At the Waugh United Methodist Church on High Street, there was a town hall meeting featuring keynote speaker Dr. Julius Garvey and Dr. Djibril Diallo, PhD London, President & CEO of the African Renaissance and Diaspora Network, Inc.
Three ambassadors from Africa were featured on a panel: Ambassador Monica N. Nashandi, Embassy of the Republic of Namibia; Ambassador Frederic Edem Hegbe, Embassy of the Republic of Togo; First Counselor Honorable Alpha Konate, Embassy of Mali spoke as honored guests.
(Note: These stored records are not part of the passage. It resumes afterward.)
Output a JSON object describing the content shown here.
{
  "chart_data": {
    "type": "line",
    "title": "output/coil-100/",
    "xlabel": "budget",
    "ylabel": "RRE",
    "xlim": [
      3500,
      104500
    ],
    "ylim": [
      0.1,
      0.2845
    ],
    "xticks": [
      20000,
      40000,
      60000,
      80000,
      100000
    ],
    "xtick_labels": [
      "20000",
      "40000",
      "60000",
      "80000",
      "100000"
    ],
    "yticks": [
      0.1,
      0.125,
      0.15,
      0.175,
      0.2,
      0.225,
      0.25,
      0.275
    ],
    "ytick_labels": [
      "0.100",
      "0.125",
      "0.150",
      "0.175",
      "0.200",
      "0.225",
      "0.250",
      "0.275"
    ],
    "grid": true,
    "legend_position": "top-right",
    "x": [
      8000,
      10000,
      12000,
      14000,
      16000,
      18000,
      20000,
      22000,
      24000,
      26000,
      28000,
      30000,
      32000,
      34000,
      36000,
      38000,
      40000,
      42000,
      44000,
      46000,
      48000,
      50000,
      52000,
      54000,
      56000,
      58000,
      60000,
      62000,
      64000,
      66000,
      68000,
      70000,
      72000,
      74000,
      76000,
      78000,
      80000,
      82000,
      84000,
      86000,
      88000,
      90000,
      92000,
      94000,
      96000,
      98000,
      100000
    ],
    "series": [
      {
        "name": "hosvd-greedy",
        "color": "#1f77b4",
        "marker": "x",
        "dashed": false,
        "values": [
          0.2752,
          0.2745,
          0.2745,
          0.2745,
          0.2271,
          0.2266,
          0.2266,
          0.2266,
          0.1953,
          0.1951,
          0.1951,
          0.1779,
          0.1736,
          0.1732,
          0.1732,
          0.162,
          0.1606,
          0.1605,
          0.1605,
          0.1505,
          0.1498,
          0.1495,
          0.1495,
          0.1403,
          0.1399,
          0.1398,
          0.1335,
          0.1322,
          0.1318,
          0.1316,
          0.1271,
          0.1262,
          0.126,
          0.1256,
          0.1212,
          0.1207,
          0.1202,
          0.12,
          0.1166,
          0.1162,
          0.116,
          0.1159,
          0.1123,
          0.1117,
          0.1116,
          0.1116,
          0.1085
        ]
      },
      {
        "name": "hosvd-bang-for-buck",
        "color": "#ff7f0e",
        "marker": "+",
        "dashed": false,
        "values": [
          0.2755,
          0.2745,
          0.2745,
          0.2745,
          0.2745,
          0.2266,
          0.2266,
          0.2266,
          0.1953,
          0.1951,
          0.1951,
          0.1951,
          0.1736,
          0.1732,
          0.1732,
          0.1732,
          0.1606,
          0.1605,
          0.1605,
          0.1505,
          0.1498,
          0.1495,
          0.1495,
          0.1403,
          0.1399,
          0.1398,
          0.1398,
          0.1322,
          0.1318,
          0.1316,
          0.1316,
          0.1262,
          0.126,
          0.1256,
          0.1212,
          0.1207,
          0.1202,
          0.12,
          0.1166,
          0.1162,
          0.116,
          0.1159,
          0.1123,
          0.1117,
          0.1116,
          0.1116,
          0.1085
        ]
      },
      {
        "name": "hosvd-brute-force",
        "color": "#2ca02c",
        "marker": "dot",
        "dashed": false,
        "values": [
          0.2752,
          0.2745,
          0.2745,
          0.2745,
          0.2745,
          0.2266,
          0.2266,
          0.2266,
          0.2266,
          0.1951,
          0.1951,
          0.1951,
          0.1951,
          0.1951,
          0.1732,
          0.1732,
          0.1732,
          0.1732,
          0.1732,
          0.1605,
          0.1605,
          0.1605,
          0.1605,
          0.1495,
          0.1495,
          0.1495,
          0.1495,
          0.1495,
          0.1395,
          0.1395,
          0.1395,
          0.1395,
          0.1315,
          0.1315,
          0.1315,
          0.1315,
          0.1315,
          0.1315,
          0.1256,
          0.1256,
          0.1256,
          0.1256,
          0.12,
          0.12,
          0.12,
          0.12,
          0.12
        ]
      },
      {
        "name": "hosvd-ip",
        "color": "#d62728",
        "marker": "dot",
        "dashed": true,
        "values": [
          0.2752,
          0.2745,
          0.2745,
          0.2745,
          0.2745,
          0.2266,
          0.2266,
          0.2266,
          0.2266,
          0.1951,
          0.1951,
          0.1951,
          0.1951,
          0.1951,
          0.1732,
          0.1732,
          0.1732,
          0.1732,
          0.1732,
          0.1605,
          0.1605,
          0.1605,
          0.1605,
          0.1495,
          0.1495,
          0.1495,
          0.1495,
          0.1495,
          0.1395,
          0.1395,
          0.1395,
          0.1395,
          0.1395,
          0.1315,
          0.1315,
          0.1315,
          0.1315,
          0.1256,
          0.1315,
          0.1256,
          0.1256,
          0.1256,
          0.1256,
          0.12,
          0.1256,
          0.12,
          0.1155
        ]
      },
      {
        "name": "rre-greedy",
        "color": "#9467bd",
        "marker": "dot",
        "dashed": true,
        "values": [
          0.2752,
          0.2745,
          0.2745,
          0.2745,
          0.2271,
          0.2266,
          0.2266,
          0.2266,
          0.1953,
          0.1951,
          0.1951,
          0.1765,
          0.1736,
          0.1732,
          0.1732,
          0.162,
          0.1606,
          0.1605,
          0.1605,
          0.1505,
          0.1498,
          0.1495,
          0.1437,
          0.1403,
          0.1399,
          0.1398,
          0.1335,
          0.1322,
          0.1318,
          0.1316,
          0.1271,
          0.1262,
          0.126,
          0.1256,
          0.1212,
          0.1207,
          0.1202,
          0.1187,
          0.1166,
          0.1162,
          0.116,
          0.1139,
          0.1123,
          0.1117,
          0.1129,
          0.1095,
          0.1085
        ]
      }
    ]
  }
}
Their presentation was the first of a three-part effort, the 2019 Ronald H. Brown African Affairs Series, that will conclude with two events held in Washington, D. C. later this year. The series is sponsored by the Constituency for Africa (CFA).
Others who spoke on Saturday included the Rev. Johnathan Weaver, pastor of Greater Mt. Nebo AME Church in Bowie; Ambassador Robin R. Sanders, President of FEEEDS Advocacy Initiative and the former U.S. Ambassador to the Republic of the Congo and to Nigeria; Izmira Aitch, Legislative Assistant to Rep. Gwen Moore (D-Wis.); Dr. Runoko Rashidi, anthropologist and historian with Global African Presence; Dr. Nemata Blyden, author, “African Americans & Africa – A New History;” and Melvin P. Foote, President of the Constituency for Africa (CFA).
Presentations included those by Jeannine B. Scott, Chairman of the Board of Directors, CFA; Adrian Holmes of AlphaGenesis CDC; Mary Turner of the Harriet Tubman Underground Visitor Center; Walter Black of the Frederick Douglass Honor Society; Rip Cornish, freshman at Cambridge-South Dorchester High School; Dr. Julius Garvey, son of the legendary Pan-Africanist Marcus Garvey; LaShon Foster of Cambridge City Council; Rev. James Whitaker of Waugh United Methodist Church; and Tony Regusters, broadcast producer and documentary film maker.
Dignitaries attending included Harriet Tubman relatives and descendants; representatives from the City of Cambridge council; Dorchester County Council; Dorchester Chamber of Commerce; Sen. Chris Van Hollen(D-Md.)’s office; Rep. Andy Harris’ (R-Md.-1st) office; Maryland Delegates Johnny Mautz, R-37B-Talbot and Chris Adams R-37B-Wicomico; Sen. Addie Eckardt, R-37-Mid-Shore; Cambridge Mayor Victoria Jackson Stanley and many more.
Late in the afternoon, some participants took a tour at the Harriet Tubman Underground Railroad Visitors Center, about a 20 minute drive from Cambridge, then joined others back in town for “The Gathering” at Cannery Way. Performers there included spoken word artist Christie Camper, Harriet Tubman reinactor Christine Dixon, soloist Suzette Prittchet and many others.